In the simulations performed, genetic markers were generated according to two phylogenetic models (Figure 2). Let A, B, and C denote the wild-type alleles and a, b, c their corresponding mutant alleles for the three loci, A, B, and C, respectively. We assume that the A → a event has arisen before either B → b or C → c occurred, and B → b or C → c events occurred only on the aBC haplotype. In model I, the B → b took place first on the ancestral haplotype aBC, followed by the mutation of locus C on the haplotype abC, resulting in four distinctive haplotypes: ABC, aBC, abC, and abc. In model II, the mutation at locus B took place first on the ancestral haplotype aBC, followed by the mutation of locus C on the haplotypes bearing either the wild-type allele (i.e., aBC) or the mutant allele (i.e., abC) at locus B, resulting in five distinctive haplotypes: ABC, aBC, abC, aBc, and abc.

In model I, we assume that C → c occurred only on the abC haplotype, as shown in Figure 2. Let p_a denote the proportion of the “a” allele in the population, p_b denote the probability of the B → b event conditional on the A → a event, and p_c denote the probability of the C → c event conditional on the B → b event. Two variants of model I were considered:

model IA: the genotype measures X₁, X₂, and X₃ refer to loci A, B, and C, respectively (e.g., genotype “aaBbCC” corresponds to X₁ = 3, X₂ = 2, X₃ = 1);
model IB: the genotype measures X₁, X₂, and X₃ refer to loci B, A, and C, respectively (e.g., genotype aaBbCC now corresponds to X₁ = 2, X₂ = 3, X₃ = 1).

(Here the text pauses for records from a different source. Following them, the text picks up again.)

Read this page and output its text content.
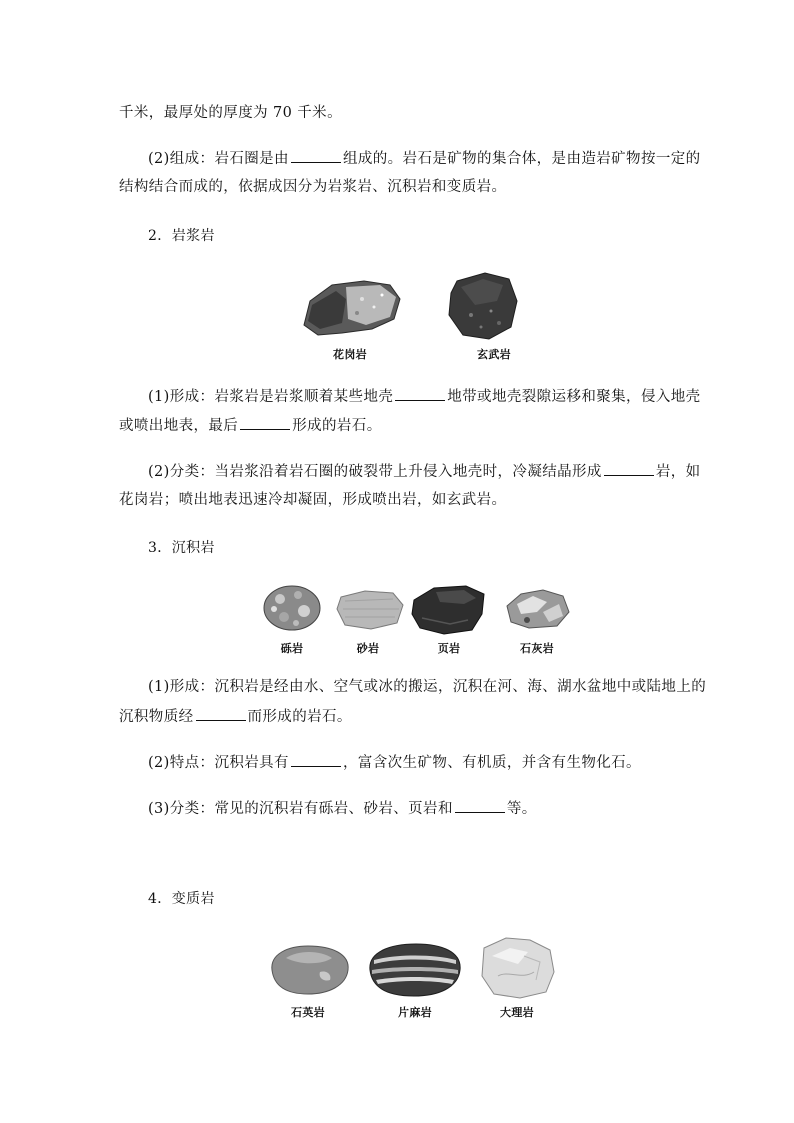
千米，最厚处的厚度为 70 千米。
(2)组成：岩石圈是由	组成的。岩石是矿物的集合体，是由造岩矿物按一定的
结构结合而成的，依据成因分为岩浆岩、沉积岩和变质岩。
2．岩浆岩
花岗岩	玄武岩
(1)形成：岩浆岩是岩浆顺着某些地壳	地带或地壳裂隙运移和聚集，侵入地壳
或喷出地表，最后	形成的岩石。
(2)分类：当岩浆沿着岩石圈的破裂带上升侵入地壳时，冷凝结晶形成	岩，如
花岗岩；喷出地表迅速冷却凝固，形成喷出岩，如玄武岩。
3．沉积岩
砾岩	砂岩	页岩	石灰岩
(1)形成：沉积岩是经由水、空气或冰的搬运，沉积在河、海、湖水盆地中或陆地上的
沉积物质经	而形成的岩石。
(2)特点：沉积岩具有	，富含次生矿物、有机质，并含有生物化石。
(3)分类：常见的沉积岩有砾岩、砂岩、页岩和	等。
4．变质岩
石英岩	片麻岩	大理岩
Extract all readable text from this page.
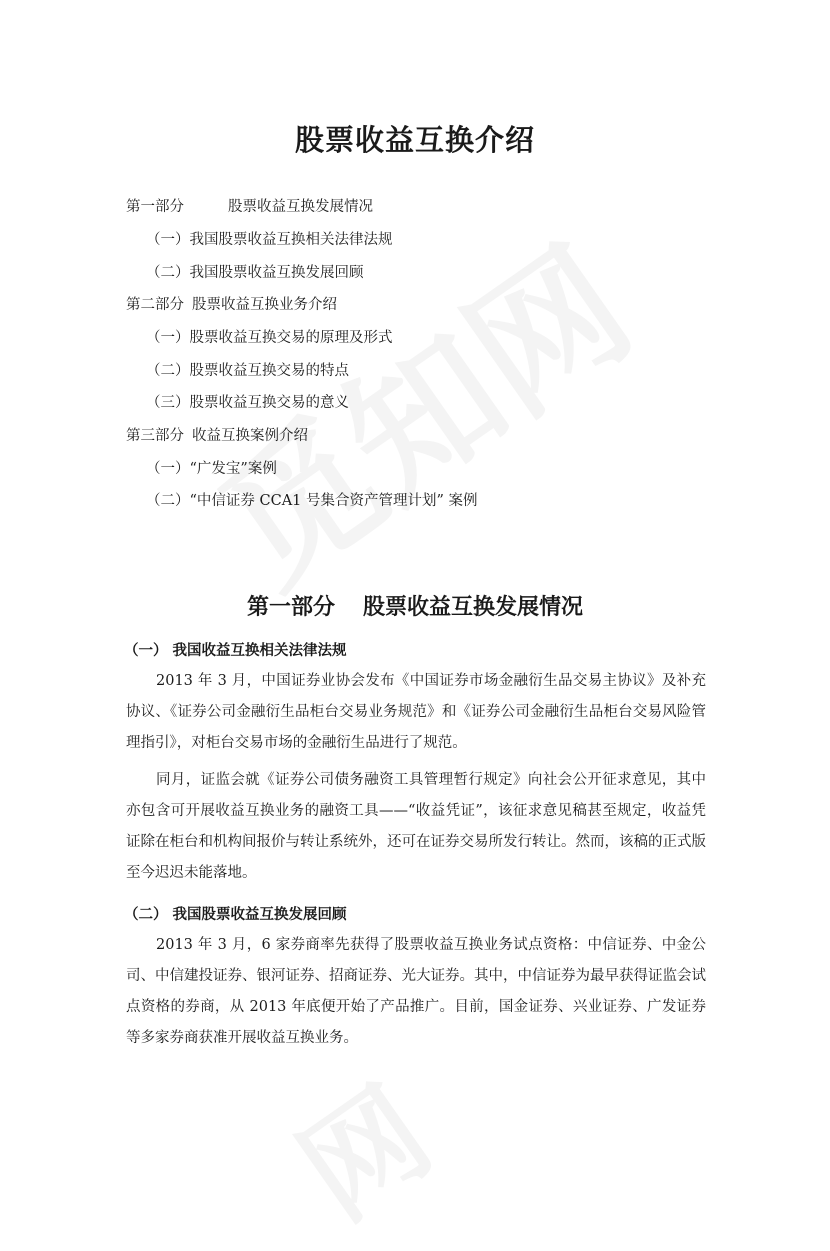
股票收益互换介绍
第一部分	股票收益互换发展情况
（一）我国股票收益互换相关法律法规
（二）我国股票收益互换发展回顾
第二部分 股票收益互换业务介绍
（一）股票收益互换交易的原理及形式
（二）股票收益互换交易的特点
（三）股票收益互换交易的意义
第三部分 收益互换案例介绍
（一）“广发宝”案例
（二）“中信证券 CCA1 号集合资产管理计划” 案例
第一部分 股票收益互换发展情况
（一） 我国收益互换相关法律法规
2013 年 3 月，中国证券业协会发布《中国证券市场金融衍生品交易主协议》及补充协议、《证券公司金融衍生品柜台交易业务规范》和《证券公司金融衍生品柜台交易风险管理指引》，对柜台交易市场的金融衍生品进行了规范。
同月，证监会就《证券公司债务融资工具管理暂行规定》向社会公开征求意见，其中亦包含可开展收益互换业务的融资工具——“收益凭证”，该征求意见稿甚至规定，收益凭证除在柜台和机构间报价与转让系统外，还可在证券交易所发行转让。然而，该稿的正式版至今迟迟未能落地。
（二） 我国股票收益互换发展回顾
2013 年 3 月，6 家券商率先获得了股票收益互换业务试点资格：中信证券、中金公司、中信建投证券、银河证券、招商证券、光大证券。其中，中信证券为最早获得证监会试点资格的券商，从 2013 年底便开始了产品推广。目前，国金证券、兴业证券、广发证券等多家券商获准开展收益互换业务。
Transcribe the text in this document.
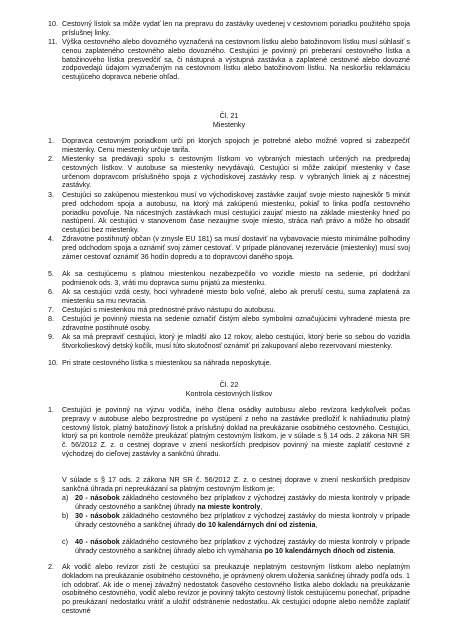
10. Cestovný lístok sa môže vydať len na prepravu do zastávky uvedenej v cestovnom poriadku použitého spoja príslušnej linky.
11. Výška cestovného alebo dovozného vyznačená na cestovnom lístku alebo batožinovom lístku musí súhlasiť s cenou zaplateného cestovného alebo dovozného. Cestujúci je povinný pri preberaní cestovného lístka a batožinového lístka presvedčiť sa, či nástupná a výstupná zastávka a zaplatené cestovné alebo dovozné zodpovedajú údajom vyznačeným na cestovnom lístku alebo batožinovom lístku. Na neskoršiu reklamáciu cestujúceho dopravca neberie ohľad.
Čl. 21
Miestenky
1.	Dopravca cestovným poriadkom určí pri ktorých spojoch je potrebné alebo možné vopred si zabezpečiť miestenky. Cenu miestenky určuje tarifa.
2.	Miestenky sa predávajú spolu s cestovným lístkom vo vybraných miestach určených na predpredaj cestovných lístkov. V autobuse sa miestenky nevydávajú. Cestujúci si môže zakúpiť miestenky v čase určenom dopravcom príslušného spoja z východiskovej zastávky resp. v vybraných liniek aj z nácestnej zastávky.
3.	Cestujúci so zakúpenou miestenkou musí vo východiskovej zastávke zaujať svoje miesto najneskôr 5 minút pred odchodom spoja a autobusu, na ktorý má zakúpenú miestenku, pokiaľ to linka podľa cestovného poriadku povoľuje. Na nácestných zastávkach musí cestujúci zaujať miesto na základe miestenky hneď po nastúpení. Ak cestujúci v stanovenom čase nezaujme svoje miesto, stráca naň právo a môže ho obsadiť cestujúci bez miestenky.
4.	Zdravotne postihnutý občan (v zmysle EU 181) sa musí dostaviť na vybavovacie miesto minimálne polhodiny pred odchodom spoja a oznámiť svoj zámer cestovať. V prípade plánovanej rezervácie (miestenky) musí svoj zámer cestovať oznámiť 36 hodín dopredu a to dopravcovi daného spoja.
5.	Ak sa cestujúcemu s platnou miestenkou nezabezpečilo vo vozidle miesto na sedenie, pri dodržaní podmienok ods. 3, vráti mu dopravca sumu prijatú za miestenku.
6.	Ak sa cestujúci vzdá cesty, hoci vyhradené miesto bolo voľné, alebo ak preruší cestu, suma zaplatená za miestenku sa mu nevracia.
7.	Cestujúci s miestenkou má prednostné právo nástupu do autobusu.
8.	Cestujúci je povinný miesta na sedenie označiť čistým alebo symbolmi označujúcimi vyhradené miesta pre zdravotne postihnuté osoby.
9.	Ak sa má prepraviť cestujúci, ktorý je mladší ako 12 rokov, alebo cestujúci, ktorý berie so sebou do vozidla štvorkolieskový detský kočík, musí túto skutočnosť oznámiť pri zakupovaní alebo rezervovaní miestenky.
10. Pri strate cestovného lístka s miestenkou sa náhrada neposkytuje.
Čl. 22
Kontrola cestovných lístkov
1.	Cestujúci je povinný na výzvu vodiča, iného člena osádky autobusu alebo revízora kedykoľvek počas prepravy v autobuse alebo bezprostredne po vystúpení z neho na zastávke predložiť k nahliadnutiu platný cestovný lístok, platný batožinový lístok a príslušný doklad na preukázanie osobitného cestovného. Cestujúci, ktorý sa pri kontrole nemôže preukázať platným cestovným lístkom, je v súlade s § 14 ods. 2 zákona NR SR č. 56/2012 Z. z. o cestnej doprave v znení neskorších predpisov povinný na mieste zaplatiť cestovné z východzej do cieľovej zastávky a sankčnú úhradu.
V súlade s § 17 ods. 2 zákona NR SR č. 56/2012 Z. z. o cestnej doprave v znení neskorších predpisov sankčná úhrada pri nepreukázaní sa platným cestovným lístkom je:
a) 20 - násobok základného cestovného bez príplatkov z východzej zastávky do miesta kontroly v prípade úhrady cestovného a sankčnej úhrady na mieste kontroly,
b) 30 - násobok základného cestovného bez príplatkov z východzej zastávky do miesta kontroly v prípade úhrady cestovného a sankčnej úhrady do 10 kalendárnych dní od zistenia,
c) 40 - násobok základného cestovného bez príplatkov z východzej zastávky do miesta kontroly v prípade úhrady cestovného a sankčnej úhrady alebo ich vymáhania po 10 kalendárnych dňoch od zistenia.
2.	Ak vodič alebo revízor zistí že cestujúci sa preukazuje neplatným cestovným lístkom alebo neplatným dokladom na preukázanie osobitného cestovného, je oprávnený okrem uloženia sankčnej úhrady podľa ods. 1 ich odobrať. Ak ide o menej závažný nedostatok časového cestovného lístka alebo dokladu na preukázanie osobitného cestovného, vodič alebo revízor je povinný takýto cestovný lístok cestujúcemu ponechať, prípadne po preukázaní nedostatku vrátiť a uložiť odstránenie nedostatku. Ak cestujúci odoprie alebo nemôže zaplatiť cestovné
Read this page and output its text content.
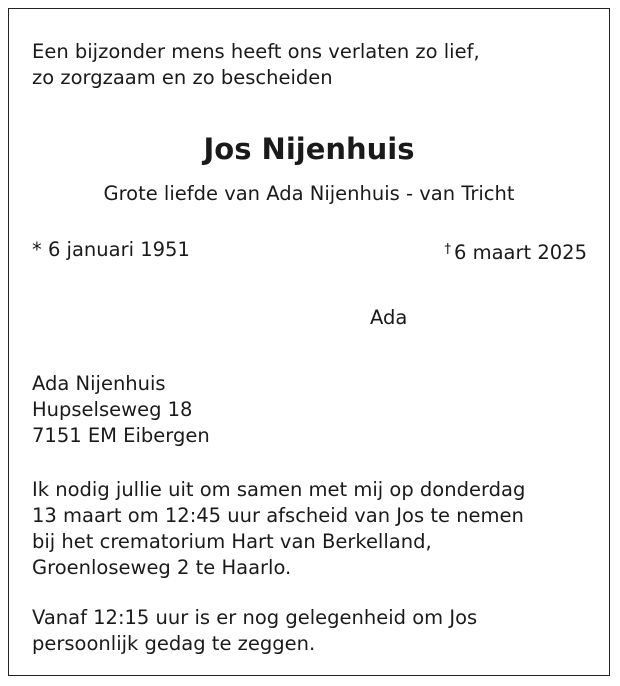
Een bijzonder mens heeft ons verlaten zo lief,
zo zorgzaam en zo bescheiden
Jos Nijenhuis
Grote liefde van Ada Nijenhuis - van Tricht
* 6 januari 1951	† 6 maart 2025
Ada
Ada Nijenhuis
Hupselseweg 18
7151 EM Eibergen
Ik nodig jullie uit om samen met mij op donderdag
13 maart om 12:45 uur afscheid van Jos te nemen
bij het crematorium Hart van Berkelland,
Groenloseweg 2 te Haarlo.
Vanaf 12:15 uur is er nog gelegenheid om Jos
persoonlijk gedag te zeggen.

In model II, we considered the case where B → b and C → c events were independent (see Figure 2); without loss of generality, we assume that B → b occurred before C → c. Under this model, p_a and p_b were defined similarly as we defined in model I, but p_c is defined as the probability of the C → c event conditional on the A → a event.

In our simulations, we considered the following parameter settings for p_a, p_b, and p_c: p_b = p_c = 0.8, and p_a of values 0.1, 0.2, and 0.4. For example, p_a = 0.2 would mean that the a allele is present in 20% of the population, and hence ∼32% of the animals have the genotype Aa and 4% have the genotype aa.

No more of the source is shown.